Hi I am running SpamAssassin version 2.63 with mimedefang v 1.438. my question is lately I have been getting a lot of spam e-mails getting thorugh To the users on the network.=20
And every night I run this command on cron sa-learn --spam -C /etc/mail/spamassassin --showdots --mbox /var/mail/bad-mail
so that it will learn the spam messages.
Step 1) don't pass arguments you don't need.. Ditch the -C parameter unless you've got a reason to use it. (You're passing it an obviously incorrect parameter. /etc/mail/spamassassin is the site rules directory, not the standard rules directory.)
In the case of sa-learn this shouldn't be a problem, but it's not a good idea to have SA parse the same config directory twice.
My question is how can I verify that spamassasin is actually learning from the emails=20 that are forwarded to the bad-mail mailbox?
First, the simple approach of learning forwarded messages is a VERY bad idea. Make sure any messages that are in that mailbox are NOT just forwarded emails.

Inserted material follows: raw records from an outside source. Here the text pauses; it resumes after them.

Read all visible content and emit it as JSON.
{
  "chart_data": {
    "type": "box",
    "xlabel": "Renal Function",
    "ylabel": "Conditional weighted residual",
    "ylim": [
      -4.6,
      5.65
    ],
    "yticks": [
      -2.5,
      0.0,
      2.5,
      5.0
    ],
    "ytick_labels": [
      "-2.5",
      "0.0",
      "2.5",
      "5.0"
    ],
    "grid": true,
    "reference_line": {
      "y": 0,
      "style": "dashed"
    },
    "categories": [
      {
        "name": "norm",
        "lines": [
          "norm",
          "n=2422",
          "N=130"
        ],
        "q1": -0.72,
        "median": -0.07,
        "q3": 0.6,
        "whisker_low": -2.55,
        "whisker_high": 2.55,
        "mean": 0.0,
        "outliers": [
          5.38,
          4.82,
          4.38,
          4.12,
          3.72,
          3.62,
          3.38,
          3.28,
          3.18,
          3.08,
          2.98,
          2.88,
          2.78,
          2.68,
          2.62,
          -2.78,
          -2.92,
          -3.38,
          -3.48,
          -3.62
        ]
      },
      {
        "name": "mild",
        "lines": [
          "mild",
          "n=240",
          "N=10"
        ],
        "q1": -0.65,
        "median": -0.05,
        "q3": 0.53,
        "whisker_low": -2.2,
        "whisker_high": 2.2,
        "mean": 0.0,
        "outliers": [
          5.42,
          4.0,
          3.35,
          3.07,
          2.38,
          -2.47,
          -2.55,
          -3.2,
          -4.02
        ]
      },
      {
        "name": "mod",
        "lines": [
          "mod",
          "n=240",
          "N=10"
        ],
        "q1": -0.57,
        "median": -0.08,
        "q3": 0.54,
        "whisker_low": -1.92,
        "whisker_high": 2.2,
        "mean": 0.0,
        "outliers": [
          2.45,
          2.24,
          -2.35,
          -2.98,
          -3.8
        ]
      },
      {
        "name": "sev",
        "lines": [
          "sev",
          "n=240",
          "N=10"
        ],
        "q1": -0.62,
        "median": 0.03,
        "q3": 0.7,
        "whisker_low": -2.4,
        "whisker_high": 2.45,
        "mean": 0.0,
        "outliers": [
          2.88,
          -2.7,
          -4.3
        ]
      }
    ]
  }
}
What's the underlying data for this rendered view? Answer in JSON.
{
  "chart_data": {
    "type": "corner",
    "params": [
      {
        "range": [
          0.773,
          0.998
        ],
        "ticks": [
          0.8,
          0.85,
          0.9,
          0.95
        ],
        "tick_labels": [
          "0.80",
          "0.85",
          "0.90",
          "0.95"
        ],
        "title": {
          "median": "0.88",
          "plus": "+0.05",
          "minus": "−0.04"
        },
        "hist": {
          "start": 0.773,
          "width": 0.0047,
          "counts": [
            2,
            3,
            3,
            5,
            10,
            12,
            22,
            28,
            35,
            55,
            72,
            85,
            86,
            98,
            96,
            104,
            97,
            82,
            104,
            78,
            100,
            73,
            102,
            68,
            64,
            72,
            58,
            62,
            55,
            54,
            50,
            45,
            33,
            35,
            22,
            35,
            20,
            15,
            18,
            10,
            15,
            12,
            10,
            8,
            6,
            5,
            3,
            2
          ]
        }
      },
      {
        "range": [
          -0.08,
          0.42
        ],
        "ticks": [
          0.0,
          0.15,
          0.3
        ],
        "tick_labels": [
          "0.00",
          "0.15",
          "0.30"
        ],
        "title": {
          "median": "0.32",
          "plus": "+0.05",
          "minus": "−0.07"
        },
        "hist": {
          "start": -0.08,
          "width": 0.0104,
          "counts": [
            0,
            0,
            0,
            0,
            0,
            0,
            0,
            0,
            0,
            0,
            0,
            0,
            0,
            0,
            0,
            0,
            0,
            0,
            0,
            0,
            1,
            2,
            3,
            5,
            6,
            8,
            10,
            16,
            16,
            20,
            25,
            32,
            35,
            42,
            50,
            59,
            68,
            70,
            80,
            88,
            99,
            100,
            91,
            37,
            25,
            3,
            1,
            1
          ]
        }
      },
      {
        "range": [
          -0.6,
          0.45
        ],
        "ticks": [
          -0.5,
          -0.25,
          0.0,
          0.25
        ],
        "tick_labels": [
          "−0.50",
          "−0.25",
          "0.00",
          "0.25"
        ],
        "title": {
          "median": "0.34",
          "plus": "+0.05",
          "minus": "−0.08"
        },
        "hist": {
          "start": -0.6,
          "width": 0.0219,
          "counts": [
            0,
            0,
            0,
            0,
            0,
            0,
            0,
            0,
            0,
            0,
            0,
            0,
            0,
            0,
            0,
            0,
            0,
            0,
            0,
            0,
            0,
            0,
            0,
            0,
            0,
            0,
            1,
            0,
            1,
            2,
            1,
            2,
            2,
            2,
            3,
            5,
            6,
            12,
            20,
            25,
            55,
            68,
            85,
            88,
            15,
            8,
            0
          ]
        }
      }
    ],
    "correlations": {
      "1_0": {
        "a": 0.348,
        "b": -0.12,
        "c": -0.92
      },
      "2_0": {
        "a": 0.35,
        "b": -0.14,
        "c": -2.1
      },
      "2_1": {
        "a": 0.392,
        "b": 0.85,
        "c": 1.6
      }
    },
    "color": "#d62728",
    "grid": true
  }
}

Forwarding doesn't resend the same message, it creates a new message quoting the original. sa-learn studies the entire message, not just the body. This means the From:, To, and Received headers, the User-Agent header, Mime encodings, etc all need to be the same. Forwarding does not preserve any of this.
I know it sounds harsh, but let's face it, if you feed forwards to SA, you're not training SA to recognize spam as spam, but to recognize any and all forwarded messages from your users as spam. Highly undesirable.
The best approach I've seen is to use a "forward as attachment" feature, then run the mailbox through a script that strips attachments and feed sa-learn the stripped attachments.
Also, make sure that this cronjob runs as the same user sendmail runs as if you aren't using a global bayes_path statement. By default on most Linux boxes, cronjobs in /etc/cron/daily run as the user "cron" and sendmail runs as "root" or "mail", and they often have different home directories.